Public Theatre (Newman Theater), New York • 9.11.08 à 14h
Musique et lyrics : Stephen Sondheim. Livret : John Weidman.
Mise en scène : John Doyle. Direction musicale : Mary-Mitchell Campbell. Avec Alexander Gemignani (Addison Mizner), Michael Cerveris (Wilson Mizner), Alma Cuervo (Mama Mizner), William Parry (Papa Mizner), Claybourne Elder (Hollis Bessemer)…
En juillet 2003, le Goodman Theatre de Chicago présentait la première mondiale de la “nouvelle” comédie musicale de Stephen Sondheim et John Weidman, qui s’intitulait alors Bounce. La pièce avait déjà connu une genèse complexe et s’était appelée successivement (si j’ai bonne mémoire) Wise Guys, Gold! et Get Rich Quick. La pièce suivait le destin de deux personnages réels, les frères Mizner : Addison, l’architecte, dont le nom est associé au boum immobilier floridien des années 1920, et Wilson, un escroc à la petite semaine ne survivant que grâce à son charme.
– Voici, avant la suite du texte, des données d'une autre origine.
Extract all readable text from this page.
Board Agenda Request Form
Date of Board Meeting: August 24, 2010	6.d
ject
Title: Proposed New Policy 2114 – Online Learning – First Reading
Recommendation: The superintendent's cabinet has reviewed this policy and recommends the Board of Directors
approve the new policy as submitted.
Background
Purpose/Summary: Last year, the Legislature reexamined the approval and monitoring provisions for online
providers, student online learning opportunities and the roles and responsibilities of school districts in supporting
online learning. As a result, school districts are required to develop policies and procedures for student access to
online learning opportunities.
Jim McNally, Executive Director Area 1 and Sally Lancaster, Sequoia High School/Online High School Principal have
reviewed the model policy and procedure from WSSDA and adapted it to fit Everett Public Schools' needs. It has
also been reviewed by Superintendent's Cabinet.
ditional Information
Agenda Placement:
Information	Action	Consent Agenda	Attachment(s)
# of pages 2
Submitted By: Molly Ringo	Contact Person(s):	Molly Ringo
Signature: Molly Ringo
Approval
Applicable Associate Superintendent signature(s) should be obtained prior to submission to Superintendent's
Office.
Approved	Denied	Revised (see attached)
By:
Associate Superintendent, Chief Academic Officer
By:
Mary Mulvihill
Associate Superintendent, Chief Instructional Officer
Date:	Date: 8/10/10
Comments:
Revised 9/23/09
La production avait reçu un accueil mitigé de la part de la presse. Bien qu’ayant aimé certaines chansons, la distribution et la mise en scène de Hal Prince, j’étais assez largement resté sur ma faim. Le problème principal, à l’époque, était qu’on ne savait pas très bien où les auteurs voulaient en venir : s’ils semblaient penser que l’histoire des frères Mizner avait un intérêt, on ne comprenait pas très bien pourquoi… si ce n’est pour leur capacité à toujours rebondir (bounce) quelles que soient les difficultés.
Après une production à Washington, qui n’avait pas plus convaincu, on pensait que Bounce appartenait définitivement à l’histoire. Mais on sentait bien que Sondheim n’était pas prêt à baisser les bras : dans ses interviews, il évoquait régulièrement le travail que John Weidman et lui continuaient à effectuer sur la pièce.
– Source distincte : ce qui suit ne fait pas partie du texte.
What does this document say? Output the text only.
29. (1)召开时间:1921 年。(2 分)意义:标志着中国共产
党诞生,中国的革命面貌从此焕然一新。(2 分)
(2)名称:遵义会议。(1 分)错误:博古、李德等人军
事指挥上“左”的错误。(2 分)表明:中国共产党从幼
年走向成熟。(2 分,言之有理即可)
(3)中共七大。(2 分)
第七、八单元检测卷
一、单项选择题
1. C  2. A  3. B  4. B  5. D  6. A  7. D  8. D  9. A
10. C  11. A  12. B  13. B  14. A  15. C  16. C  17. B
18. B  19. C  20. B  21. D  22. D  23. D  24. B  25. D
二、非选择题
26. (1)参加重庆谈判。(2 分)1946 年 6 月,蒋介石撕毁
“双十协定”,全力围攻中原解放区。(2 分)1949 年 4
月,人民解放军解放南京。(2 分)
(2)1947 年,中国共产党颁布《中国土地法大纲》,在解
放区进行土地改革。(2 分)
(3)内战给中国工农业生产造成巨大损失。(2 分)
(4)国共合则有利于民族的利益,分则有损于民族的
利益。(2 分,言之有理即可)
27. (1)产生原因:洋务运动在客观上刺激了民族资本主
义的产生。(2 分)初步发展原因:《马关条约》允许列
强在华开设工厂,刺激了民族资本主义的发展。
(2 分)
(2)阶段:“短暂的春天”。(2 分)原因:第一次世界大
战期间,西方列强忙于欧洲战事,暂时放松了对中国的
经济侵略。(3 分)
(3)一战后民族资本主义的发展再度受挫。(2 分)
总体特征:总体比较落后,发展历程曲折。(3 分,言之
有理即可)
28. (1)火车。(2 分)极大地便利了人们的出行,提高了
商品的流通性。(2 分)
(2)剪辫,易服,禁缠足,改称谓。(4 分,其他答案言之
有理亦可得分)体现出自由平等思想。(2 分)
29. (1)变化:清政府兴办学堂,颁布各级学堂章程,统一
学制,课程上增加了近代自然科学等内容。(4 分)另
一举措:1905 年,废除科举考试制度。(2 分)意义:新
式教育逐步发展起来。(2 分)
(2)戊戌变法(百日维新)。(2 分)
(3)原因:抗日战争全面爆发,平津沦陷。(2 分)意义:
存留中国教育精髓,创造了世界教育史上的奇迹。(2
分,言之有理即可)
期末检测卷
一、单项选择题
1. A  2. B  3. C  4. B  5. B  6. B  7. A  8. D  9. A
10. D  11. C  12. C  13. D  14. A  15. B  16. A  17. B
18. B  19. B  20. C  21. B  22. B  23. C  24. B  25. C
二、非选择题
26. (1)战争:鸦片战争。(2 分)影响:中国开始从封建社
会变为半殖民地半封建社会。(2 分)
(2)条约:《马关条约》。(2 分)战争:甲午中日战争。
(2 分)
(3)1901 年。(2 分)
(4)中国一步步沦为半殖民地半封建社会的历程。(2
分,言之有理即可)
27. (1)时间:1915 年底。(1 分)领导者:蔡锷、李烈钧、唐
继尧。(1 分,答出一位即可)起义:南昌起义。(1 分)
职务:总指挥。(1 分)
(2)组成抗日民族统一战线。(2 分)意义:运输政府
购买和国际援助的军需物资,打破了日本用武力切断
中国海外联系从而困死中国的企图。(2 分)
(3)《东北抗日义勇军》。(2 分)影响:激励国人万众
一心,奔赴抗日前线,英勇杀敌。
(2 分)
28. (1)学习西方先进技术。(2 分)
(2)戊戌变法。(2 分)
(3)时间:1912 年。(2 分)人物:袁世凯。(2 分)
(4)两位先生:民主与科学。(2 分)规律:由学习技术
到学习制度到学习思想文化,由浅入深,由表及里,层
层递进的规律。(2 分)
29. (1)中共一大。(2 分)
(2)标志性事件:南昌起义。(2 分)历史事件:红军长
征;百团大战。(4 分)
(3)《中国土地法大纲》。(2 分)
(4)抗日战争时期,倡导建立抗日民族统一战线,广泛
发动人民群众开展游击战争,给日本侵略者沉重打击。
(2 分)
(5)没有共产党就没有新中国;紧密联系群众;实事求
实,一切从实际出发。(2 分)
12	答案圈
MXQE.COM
Et voici que, cinq ans et demi après la production de Chicago, le Public Theater de New York nous propose une version revue et raccourcie (1h40 sans entracte) de Bounce… renommé pour l’occasion Road Show. La mise en scène en est confiée à l’Anglais John Doyle, dont je parlais ici, ici et là, et dont je ne pense pas que du bien.
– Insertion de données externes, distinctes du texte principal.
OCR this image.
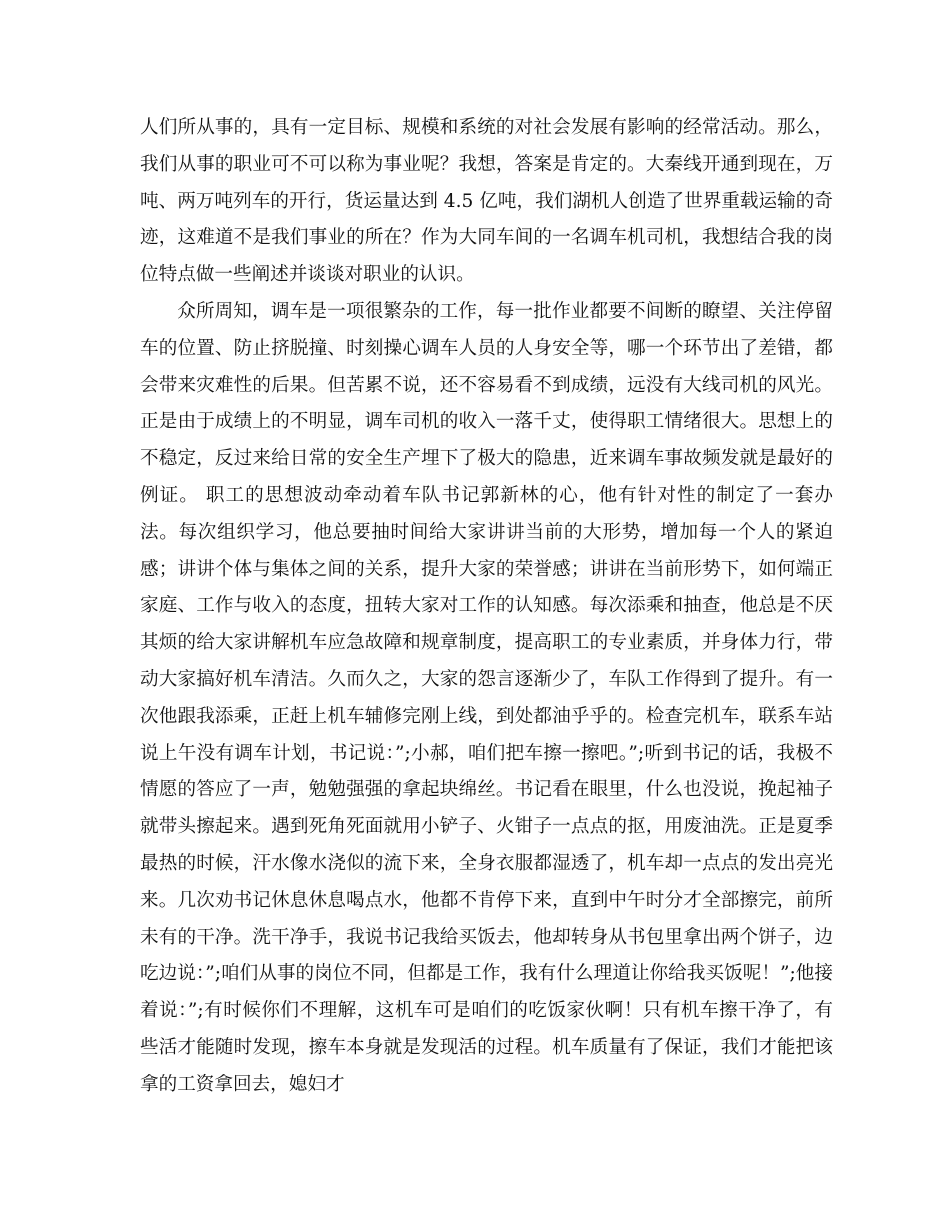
人们所从事的，具有一定目标、规模和系统的对社会发展有影响的经常活动。那么，我们从事的职业可不可以称为事业呢？我想，答案是肯定的。大秦线开通到现在，万吨、两万吨列车的开行，货运量达到 4.5 亿吨，我们湖机人创造了世界重载运输的奇迹，这难道不是我们事业的所在？作为大同车间的一名调车机司机，我想结合我的岗位特点做一些阐述并谈谈对职业的认识。

众所周知，调车是一项很繁杂的工作，每一批作业都要不间断的瞭望、关注停留车的位置、防止挤脱撞、时刻操心调车人员的人身安全等，哪一个环节出了差错，都会带来灾难性的后果。但苦累不说，还不容易看不到成绩，远没有大线司机的风光。正是由于成绩上的不明显，调车司机的收入一落千丈，使得职工情绪很大。思想上的不稳定，反过来给日常的安全生产埋下了极大的隐患，近来调车事故频发就是最好的例证。 职工的思想波动牵动着车队书记郭新林的心，他有针对性的制定了一套办法。每次组织学习，他总要抽时间给大家讲讲当前的大形势，增加每一个人的紧迫感；讲讲个体与集体之间的关系，提升大家的荣誉感；讲讲在当前形势下，如何端正家庭、工作与收入的态度，扭转大家对工作的认知感。每次添乘和抽查，他总是不厌其烦的给大家讲解机车应急故障和规章制度，提高职工的专业素质，并身体力行，带动大家搞好机车清洁。久而久之，大家的怨言逐渐少了，车队工作得到了提升。有一次他跟我添乘，正赶上机车辅修完刚上线，到处都油乎乎的。检查完机车，联系车站说上午没有调车计划，书记说：”;小郝，咱们把车擦一擦吧。”;听到书记的话，我极不情愿的答应了一声，勉勉强强的拿起块绵丝。书记看在眼里，什么也没说，挽起袖子就带头擦起来。遇到死角死面就用小铲子、火钳子一点点的抠，用废油洗。正是夏季最热的时候，汗水像水浇似的流下来，全身衣服都湿透了，机车却一点点的发出亮光来。几次劝书记休息休息喝点水，他都不肯停下来，直到中午时分才全部擦完，前所未有的干净。洗干净手，我说书记我给买饭去，他却转身从书包里拿出两个饼子，边吃边说：”;咱们从事的岗位不同，但都是工作，我有什么理道让你给我买饭呢！”;他接着说：”;有时候你们不理解，这机车可是咱们的吃饭家伙啊！只有机车擦干净了，有些活才能随时发现，擦车本身就是发现活的过程。机车质量有了保证，我们才能把该拿的工资拿回去，媳妇才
Le résultat n’est pas beaucoup plus convaincant que la première fois. La pièce n’a pas changé tant que ça, même si elle a été rendue plus compacte et si l’un des personnages principaux a été éliminé. Tout va maintenant vite, voire très vite… sauf, bizarrement, dans la grande scène qui décrit la spéculation immobilière qui s’empare de Boca Ratón, qui était déjà trop longue à Chicago et qui semble encore plus longue dans cette nouvelle version. La musique est largement la même, mais une bonne partie des lyrics a été réécrite.
C’est la mise en scène qui m’a semblé plomber le plus la représentation. À Chicago, au moins, Hal Prince avait introduit une bonne dose de comédie en multipliant les clins d’œil au style théâtral du vaudeville. Doyle est beaucoup plus sérieux, et son traitement ne peut que contribuer à mettre le doigt sur le fait que la pièce n’a pas grand’ chose à dire. Il place l’action dans un théâtre complètement vide, devant une espèce de “barricade” qui figure une sorte de compression des objets de la vie deux frères. Les comédiens ne quittent jamais la scène et ils occupent diverses positions sur la barricade au cours de la pièce. Tout cela est lourd et sombre, souvent à la limite du prétentieux… et nullement aidé par le fait que les chansons passeraient presque inaperçues tellement Doyle semble souhaiter les intégrer à l’action, au point que les comédiens, par moments, chantent à peine.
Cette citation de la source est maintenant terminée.